Lauren Drain’s father, Steve, set out to make a video documentary about the Westboro Baptist Church — a hate group that masquerades as a Christian Church.
In the process he became so fascinated by the group that he moved his entire family from Florida to Topeka, Kansas, to join the church — which is notorious for its hateful activities, including picketing funerals of children, soldiers, and anyone whose sexual leanings the cult disagrees with.
Lauren Drain was 15 years old at the time. 7 years later she was kicked out — banished from the church and disowned by her family because she had been chatting and emailing a man who wasn’t a church member.
“Had I not been kicked out, I would have left myself,” Drain tells the Topeka Capital-Journal, explaining that she had already been questioning the church’s beliefs.
She says her family is brainwashed, but hopes they will at some point reconcile.
Drain has written a book, “Banished, A Memoir, Surviving My Years in the Westboro Baptist Church,” which will be released March 5.
Steve Drain is currently a spokesman for the church.
UK’s most senior Roman Catholic cleric resigns
Cardinal Keith O’Brien, the UK’s most senior Roman Catholic cleric, has resigned as the head of the Scottish Catholic church after being accused of “inappropriate acts” towards fellow priests.
Three priests and a former priest in Scotland reported Cardinal Keith O’Brien to the Vatican over allegations of inappropriate behaviour stretching back 30 years.
Church of Scientology accused of holding woman in isolation
The Church Of Scientology in Sydney has been accused of holding a young Taiwanese woman hostage after she suffered a mental breakdown. The Church of Scientology denies the allegations.
The claim was made in Lateline, a news and current affairs program of the Australian Broadcasting Corporation. Watch the video (and read the transcript).
Alice Wu, a young Taiwanese woman suffered a mental breakdown last March.
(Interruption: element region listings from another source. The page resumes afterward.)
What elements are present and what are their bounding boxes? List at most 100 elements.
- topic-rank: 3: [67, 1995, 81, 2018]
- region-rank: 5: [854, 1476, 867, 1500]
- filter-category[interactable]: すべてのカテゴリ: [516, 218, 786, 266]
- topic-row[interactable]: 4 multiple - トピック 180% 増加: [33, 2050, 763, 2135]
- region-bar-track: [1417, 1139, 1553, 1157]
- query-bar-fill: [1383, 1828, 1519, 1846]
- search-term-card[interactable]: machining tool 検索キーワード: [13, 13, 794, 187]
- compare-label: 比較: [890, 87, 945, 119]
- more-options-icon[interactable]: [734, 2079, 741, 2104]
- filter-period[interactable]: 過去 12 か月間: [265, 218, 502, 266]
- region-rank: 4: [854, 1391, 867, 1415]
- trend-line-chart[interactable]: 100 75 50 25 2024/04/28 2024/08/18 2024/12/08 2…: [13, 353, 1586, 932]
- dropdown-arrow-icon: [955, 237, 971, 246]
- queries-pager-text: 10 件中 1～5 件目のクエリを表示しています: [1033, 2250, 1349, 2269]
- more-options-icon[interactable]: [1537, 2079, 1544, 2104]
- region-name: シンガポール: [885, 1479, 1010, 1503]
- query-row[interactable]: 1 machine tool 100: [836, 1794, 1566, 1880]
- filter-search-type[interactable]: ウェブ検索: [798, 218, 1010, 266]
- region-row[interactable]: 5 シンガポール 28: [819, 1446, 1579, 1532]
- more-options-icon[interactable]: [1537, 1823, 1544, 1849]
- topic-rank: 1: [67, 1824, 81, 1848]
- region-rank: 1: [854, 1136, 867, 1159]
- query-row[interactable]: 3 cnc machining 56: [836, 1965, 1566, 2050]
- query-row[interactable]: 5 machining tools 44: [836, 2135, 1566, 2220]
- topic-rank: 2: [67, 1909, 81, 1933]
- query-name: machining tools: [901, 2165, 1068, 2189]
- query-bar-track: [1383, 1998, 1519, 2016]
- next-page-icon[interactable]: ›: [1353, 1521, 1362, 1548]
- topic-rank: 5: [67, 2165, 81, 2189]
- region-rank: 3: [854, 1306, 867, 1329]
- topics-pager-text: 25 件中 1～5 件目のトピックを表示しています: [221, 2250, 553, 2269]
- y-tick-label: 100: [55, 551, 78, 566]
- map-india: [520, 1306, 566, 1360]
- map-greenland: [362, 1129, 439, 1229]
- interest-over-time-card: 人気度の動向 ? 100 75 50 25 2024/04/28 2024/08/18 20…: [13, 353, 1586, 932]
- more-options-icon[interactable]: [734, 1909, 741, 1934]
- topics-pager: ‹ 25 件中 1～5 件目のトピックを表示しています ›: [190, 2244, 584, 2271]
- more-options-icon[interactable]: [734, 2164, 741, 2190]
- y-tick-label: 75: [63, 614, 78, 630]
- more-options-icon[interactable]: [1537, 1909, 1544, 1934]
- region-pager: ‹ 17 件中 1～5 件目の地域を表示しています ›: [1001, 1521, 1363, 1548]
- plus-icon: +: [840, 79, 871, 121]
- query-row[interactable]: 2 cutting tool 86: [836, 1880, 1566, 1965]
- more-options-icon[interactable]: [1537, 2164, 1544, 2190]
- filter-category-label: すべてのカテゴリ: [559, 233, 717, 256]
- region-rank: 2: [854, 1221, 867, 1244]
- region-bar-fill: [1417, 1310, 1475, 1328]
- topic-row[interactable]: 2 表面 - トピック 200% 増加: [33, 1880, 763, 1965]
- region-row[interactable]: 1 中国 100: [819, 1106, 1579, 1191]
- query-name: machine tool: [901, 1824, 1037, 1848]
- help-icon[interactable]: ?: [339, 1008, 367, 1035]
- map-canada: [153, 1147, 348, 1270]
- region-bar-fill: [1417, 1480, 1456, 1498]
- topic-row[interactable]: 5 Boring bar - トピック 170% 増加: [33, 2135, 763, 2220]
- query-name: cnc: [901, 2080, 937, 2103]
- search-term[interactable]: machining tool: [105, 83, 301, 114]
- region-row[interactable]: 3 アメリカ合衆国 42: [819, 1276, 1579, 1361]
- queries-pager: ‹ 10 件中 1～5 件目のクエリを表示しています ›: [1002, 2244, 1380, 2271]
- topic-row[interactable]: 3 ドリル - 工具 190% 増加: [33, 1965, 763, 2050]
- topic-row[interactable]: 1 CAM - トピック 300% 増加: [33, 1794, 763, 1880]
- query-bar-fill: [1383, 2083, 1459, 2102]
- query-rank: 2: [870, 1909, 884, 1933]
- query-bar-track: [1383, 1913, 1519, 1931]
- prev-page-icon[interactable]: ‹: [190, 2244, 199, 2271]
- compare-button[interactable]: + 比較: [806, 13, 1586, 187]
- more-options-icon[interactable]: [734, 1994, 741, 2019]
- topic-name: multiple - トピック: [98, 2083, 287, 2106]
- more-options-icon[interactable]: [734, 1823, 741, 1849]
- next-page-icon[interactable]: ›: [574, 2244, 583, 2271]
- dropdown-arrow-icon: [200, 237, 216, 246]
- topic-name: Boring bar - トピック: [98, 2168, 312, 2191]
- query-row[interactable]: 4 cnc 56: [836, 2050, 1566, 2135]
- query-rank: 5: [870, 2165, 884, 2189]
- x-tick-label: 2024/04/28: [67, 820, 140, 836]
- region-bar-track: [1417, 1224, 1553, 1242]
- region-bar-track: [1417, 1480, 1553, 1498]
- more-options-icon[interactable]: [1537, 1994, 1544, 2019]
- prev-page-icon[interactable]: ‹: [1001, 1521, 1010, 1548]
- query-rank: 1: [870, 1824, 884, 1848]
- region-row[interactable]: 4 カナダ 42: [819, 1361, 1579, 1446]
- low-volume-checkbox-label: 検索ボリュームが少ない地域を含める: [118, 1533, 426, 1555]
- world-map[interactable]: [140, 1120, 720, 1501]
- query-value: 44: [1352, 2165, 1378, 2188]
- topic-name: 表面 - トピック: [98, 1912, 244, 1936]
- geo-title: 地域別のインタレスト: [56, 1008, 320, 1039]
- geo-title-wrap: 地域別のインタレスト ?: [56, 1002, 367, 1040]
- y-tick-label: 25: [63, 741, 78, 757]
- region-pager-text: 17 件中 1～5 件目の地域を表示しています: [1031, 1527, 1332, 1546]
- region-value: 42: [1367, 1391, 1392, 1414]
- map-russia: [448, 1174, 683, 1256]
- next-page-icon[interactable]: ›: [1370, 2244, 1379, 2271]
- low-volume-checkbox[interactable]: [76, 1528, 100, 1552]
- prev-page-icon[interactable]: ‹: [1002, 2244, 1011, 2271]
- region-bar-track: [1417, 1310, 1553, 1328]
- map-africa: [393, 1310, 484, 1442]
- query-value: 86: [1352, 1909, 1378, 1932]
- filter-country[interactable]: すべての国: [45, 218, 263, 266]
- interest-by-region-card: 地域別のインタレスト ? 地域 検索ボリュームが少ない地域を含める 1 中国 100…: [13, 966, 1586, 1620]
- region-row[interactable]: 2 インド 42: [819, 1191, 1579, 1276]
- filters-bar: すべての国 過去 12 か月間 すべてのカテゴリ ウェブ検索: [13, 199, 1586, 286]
She was hospitalised after a serious cut to her hand caused by punching a window at Scientology’s Sydney headquarters.
Her family believes the woman was hurt while trying to escape the cult.
According to Lateline the case is said to highlight Scientology’s controversial beliefs regarding psychiatry.
While the cult’s medical teaching amount to nothing more than quackery, the Church of Scientology actively fights against psychiatry.
One of the cult’s front groups — the ironically named Citizens Commission on Human Rights (CCHR) — specifically fights against alleged abuses in psychiatry and psychology, and is considered a hate group.
The Scientology cult is known for using popular causes, such as human rights or anti-drugs education, in its attempts to gain legitimacy.
Scientology critics point to the death of Lisa McPherson as a prime example of the destructive nature of Scientology’s anti-psychiatry stance.
Irish Exorcists
Ireland currently has at least three practicing Catholic exorcists, writes Independent.ie.
They tend to shun publicity, but the paper says David Kiely and Christina McKenna have documented 10 cases of Irish exorcism in their book, The Dark Sacrament.
Exorcists have been given new recognition and respectability during the papacy of Benedict XVI.
According to the paper no Irish exorcist is as prolific as the Italian Gabriele Amorth, former president of the International Association of Exorcists.
Research resources on exorcism
Ex-Scientology Kids
The Ex-Scientology Kids website has been revamped.
The site is designed, owned, and operated by three young women who grew up in Scientology, and later left the Church.
Their experiences will inoculate many against getting involved with the cult.
The site runs a project called Voices in Unison:
This project was born as a way to help people who want to tell their Scientology stories, but are nervous about possible reprisal from the Church of Scientology, feel safe speaking up.